Jelang Lebaran 2026, Polsek Balikpapan Timur Perkuat Koordinasi Pengamanan Wisata Pantai
Gerbangkaltim.com, Balikpapan – Menyambut lonjakan kunjungan masyarakat saat libur Hari Raya Idulfitri 1447 Hijriah, Polsek Balikpapan Timur menggelar rapat koordinasi lintas sektor bersama para pengelola objek wisata pantai, Selasa (17/3/2026). Langkah ini dilakukan guna memastikan kesiapan pengamanan sekaligus meningkatkan standar keselamatan bagi para wisatawan.
Kegiatan yang berlangsung di Markas Polsek Balikpapan Timur tersebut dihadiri oleh sejumlah pengelola destinasi wisata, di antaranya Pantai Manggar, Pantai Lamaru, serta Watu Beach.
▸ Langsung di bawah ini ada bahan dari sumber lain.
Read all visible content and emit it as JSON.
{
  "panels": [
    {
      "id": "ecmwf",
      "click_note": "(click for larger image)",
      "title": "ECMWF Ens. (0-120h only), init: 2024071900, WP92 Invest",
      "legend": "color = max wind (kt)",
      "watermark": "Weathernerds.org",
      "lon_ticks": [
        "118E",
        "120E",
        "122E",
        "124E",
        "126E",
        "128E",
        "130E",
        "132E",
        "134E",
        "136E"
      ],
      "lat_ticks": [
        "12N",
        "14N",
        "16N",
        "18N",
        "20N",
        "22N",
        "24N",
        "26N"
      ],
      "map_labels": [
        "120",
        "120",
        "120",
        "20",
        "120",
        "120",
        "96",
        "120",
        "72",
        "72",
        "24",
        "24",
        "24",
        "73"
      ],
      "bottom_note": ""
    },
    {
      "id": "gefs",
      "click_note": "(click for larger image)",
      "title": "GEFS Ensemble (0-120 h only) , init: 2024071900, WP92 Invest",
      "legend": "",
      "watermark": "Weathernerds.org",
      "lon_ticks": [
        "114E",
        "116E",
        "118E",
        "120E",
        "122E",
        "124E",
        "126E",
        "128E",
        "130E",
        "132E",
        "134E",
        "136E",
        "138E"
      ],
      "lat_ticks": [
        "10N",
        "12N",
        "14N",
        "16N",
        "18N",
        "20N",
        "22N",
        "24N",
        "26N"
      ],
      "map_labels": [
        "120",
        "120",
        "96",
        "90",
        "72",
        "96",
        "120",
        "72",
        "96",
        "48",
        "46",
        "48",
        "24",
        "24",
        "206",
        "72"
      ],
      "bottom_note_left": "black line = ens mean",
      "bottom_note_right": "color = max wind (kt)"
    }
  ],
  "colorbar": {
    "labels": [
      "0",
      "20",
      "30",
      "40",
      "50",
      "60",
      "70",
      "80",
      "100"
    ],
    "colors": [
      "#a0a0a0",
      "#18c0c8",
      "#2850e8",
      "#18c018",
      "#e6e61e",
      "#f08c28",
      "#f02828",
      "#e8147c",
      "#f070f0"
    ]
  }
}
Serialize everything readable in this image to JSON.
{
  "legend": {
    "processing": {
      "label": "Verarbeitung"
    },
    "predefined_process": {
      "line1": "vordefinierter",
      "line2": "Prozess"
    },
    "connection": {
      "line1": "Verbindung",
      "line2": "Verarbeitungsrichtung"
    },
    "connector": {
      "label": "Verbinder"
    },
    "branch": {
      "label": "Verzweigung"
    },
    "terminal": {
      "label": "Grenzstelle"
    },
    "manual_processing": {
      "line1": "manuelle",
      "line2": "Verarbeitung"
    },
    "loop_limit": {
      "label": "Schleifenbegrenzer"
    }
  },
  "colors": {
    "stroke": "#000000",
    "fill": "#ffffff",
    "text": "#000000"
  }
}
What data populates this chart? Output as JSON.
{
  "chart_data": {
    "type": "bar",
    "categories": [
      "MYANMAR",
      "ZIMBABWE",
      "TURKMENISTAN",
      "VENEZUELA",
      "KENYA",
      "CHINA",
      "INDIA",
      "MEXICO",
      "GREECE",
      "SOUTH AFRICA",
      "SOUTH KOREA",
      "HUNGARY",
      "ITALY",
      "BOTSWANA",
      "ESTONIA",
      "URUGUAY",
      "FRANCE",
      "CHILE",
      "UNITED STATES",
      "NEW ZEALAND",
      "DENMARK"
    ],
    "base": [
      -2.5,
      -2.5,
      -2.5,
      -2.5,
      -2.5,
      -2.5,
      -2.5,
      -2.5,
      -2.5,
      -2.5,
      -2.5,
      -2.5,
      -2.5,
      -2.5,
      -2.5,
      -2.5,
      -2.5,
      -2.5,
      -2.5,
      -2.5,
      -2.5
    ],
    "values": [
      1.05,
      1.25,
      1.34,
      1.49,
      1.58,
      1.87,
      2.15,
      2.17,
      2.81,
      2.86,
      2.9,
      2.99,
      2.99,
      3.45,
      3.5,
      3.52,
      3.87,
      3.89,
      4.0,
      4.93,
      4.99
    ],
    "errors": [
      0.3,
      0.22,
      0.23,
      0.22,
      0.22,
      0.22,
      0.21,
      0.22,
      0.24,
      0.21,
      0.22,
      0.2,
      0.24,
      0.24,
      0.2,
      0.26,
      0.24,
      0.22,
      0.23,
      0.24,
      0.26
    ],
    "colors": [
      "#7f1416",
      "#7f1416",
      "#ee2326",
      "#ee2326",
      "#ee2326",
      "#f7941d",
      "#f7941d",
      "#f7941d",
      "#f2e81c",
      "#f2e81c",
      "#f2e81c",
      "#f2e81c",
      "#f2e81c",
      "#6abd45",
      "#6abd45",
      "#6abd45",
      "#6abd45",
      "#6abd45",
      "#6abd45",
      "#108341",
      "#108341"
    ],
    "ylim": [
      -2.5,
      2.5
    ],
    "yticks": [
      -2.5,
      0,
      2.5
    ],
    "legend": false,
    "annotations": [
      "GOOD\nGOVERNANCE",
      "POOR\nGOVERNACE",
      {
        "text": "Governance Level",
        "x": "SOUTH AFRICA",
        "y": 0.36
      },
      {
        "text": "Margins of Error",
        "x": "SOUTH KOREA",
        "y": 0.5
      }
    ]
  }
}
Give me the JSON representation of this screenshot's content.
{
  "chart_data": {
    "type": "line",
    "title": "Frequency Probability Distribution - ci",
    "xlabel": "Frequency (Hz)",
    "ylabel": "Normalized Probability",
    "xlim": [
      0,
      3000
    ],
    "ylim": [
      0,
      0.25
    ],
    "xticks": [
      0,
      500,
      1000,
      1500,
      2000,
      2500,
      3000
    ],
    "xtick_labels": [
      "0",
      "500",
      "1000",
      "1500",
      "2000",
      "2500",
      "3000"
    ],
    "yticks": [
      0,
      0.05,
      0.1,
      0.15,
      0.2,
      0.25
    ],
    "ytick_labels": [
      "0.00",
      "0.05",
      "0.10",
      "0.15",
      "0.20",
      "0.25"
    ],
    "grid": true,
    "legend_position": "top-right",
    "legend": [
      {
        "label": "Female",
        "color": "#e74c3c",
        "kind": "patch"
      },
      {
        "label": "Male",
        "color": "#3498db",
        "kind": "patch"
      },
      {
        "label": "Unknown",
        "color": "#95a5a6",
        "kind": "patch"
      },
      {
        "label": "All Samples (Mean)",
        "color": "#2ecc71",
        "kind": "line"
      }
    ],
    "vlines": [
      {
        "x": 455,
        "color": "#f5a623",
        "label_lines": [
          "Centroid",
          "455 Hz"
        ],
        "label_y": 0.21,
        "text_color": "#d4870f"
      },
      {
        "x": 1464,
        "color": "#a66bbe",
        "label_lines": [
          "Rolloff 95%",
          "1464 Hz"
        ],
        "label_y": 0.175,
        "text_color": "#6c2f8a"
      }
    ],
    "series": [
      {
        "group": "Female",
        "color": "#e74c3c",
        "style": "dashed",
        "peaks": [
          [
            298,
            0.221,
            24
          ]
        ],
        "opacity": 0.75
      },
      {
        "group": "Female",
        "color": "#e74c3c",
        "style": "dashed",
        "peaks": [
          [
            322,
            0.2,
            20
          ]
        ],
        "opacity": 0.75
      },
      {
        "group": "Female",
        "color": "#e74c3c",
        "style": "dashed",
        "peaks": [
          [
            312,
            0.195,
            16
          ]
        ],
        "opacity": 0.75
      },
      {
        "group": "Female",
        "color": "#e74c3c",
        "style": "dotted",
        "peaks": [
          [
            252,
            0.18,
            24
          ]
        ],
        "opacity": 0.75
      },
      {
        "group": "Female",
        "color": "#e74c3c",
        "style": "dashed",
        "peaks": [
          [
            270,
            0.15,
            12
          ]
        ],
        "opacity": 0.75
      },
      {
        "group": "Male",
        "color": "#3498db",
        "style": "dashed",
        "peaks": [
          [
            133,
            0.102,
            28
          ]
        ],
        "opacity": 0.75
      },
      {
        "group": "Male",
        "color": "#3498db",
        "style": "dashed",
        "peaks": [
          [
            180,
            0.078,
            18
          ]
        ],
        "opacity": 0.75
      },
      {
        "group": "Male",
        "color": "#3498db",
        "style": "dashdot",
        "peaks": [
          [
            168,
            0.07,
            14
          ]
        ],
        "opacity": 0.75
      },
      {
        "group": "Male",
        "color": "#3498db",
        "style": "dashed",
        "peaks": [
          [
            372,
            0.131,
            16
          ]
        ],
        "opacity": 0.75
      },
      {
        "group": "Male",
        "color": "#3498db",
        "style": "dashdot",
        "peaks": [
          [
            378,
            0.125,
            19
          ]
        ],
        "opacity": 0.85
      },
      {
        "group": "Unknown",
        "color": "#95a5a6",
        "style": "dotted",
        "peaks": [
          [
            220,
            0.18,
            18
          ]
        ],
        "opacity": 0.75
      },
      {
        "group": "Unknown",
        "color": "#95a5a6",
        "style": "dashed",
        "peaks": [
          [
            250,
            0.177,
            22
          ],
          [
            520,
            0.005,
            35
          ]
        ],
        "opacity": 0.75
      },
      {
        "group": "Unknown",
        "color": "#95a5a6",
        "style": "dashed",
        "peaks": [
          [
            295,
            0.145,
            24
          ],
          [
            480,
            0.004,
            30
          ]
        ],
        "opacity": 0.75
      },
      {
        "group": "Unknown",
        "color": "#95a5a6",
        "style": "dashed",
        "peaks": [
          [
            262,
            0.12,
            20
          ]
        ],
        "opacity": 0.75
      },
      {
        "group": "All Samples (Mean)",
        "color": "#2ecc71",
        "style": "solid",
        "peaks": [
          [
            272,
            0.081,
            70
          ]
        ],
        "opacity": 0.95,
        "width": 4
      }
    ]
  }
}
Forum ini menjadi wadah untuk menyatukan langkah dalam menghadapi potensi peningkatan aktivitas wisata selama masa libur panjang.
Kapolsek Balikpapan Timur, M. Chusen, menegaskan bahwa peningkatan jumlah pengunjung ke kawasan wisata, khususnya pantai, berpotensi menimbulkan berbagai risiko, mulai dari kecelakaan laut hingga gangguan ketertiban masyarakat.
“Setiap pengelola harus menjadikan keselamatan sebagai prioritas utama. Pengawasan terhadap aktivitas pengunjung, khususnya yang berenang, perlu diperketat,” ujarnya.
Dalam rapat tersebut, masing-masing pengelola memaparkan kesiapan fasilitas dan kapasitas pengunjung. Pantai Manggar dilaporkan mampu menampung hingga 15 ribu pengunjung dengan panjang garis pantai sekitar 1,4 kilometer. Sementara itu, Pantai Lamaru memiliki kapasitas lebih besar, mencapai 21 ribu pengunjung dengan area seluas 38,6 hektare. Adapun Watu Beach dapat menampung sekitar 10 ribu wisatawan dengan luas area operasional 10 hektare.
Polsek Balikpapan Timur juga menekankan pentingnya penyediaan sarana keselamatan, seperti pelampung, rambu peringatan di titik rawan, serta kesiapan petugas pengawas di sepanjang garis pantai. Selain itu, koordinasi cepat dalam penanganan situasi darurat menjadi hal yang wajib dipastikan oleh seluruh pihak.
Tidak hanya fokus pada aspek keselamatan, rapat tersebut juga membahas potensi kepadatan arus lalu lintas menuju kawasan wisata. Salah satu usulan yang mengemuka adalah penerapan rekayasa lalu lintas dengan mengalihkan sebagian kendaraan ke jalur alternatif, termasuk ke arah Pantai Lamaru, guna mengurai kemacetan pada puncak arus kunjungan.
Pihak kepolisian memprediksi puncak lonjakan wisatawan akan terjadi pada hari kedua Lebaran. Oleh karena itu, pengamanan akan diperkuat melalui patroli rutin, pengaturan lalu lintas, serta optimalisasi peran Bhabinkamtibmas dalam memberikan edukasi dan imbauan kepada masyarakat.
Kapolsek menegaskan bahwa keberhasilan pengamanan tidak hanya bergantung pada aparat, tetapi juga membutuhkan sinergi antara pengelola wisata dan masyarakat.
“Kolaborasi semua pihak sangat penting agar suasana tetap aman, nyaman, dan kondusif selama libur Lebaran,” tegasnya.
Dengan langkah antisipatif tersebut, diharapkan seluruh destinasi wisata di Balikpapan Timur dapat memberikan pengalaman berlibur yang aman dan menyenangkan bagi masyarakat.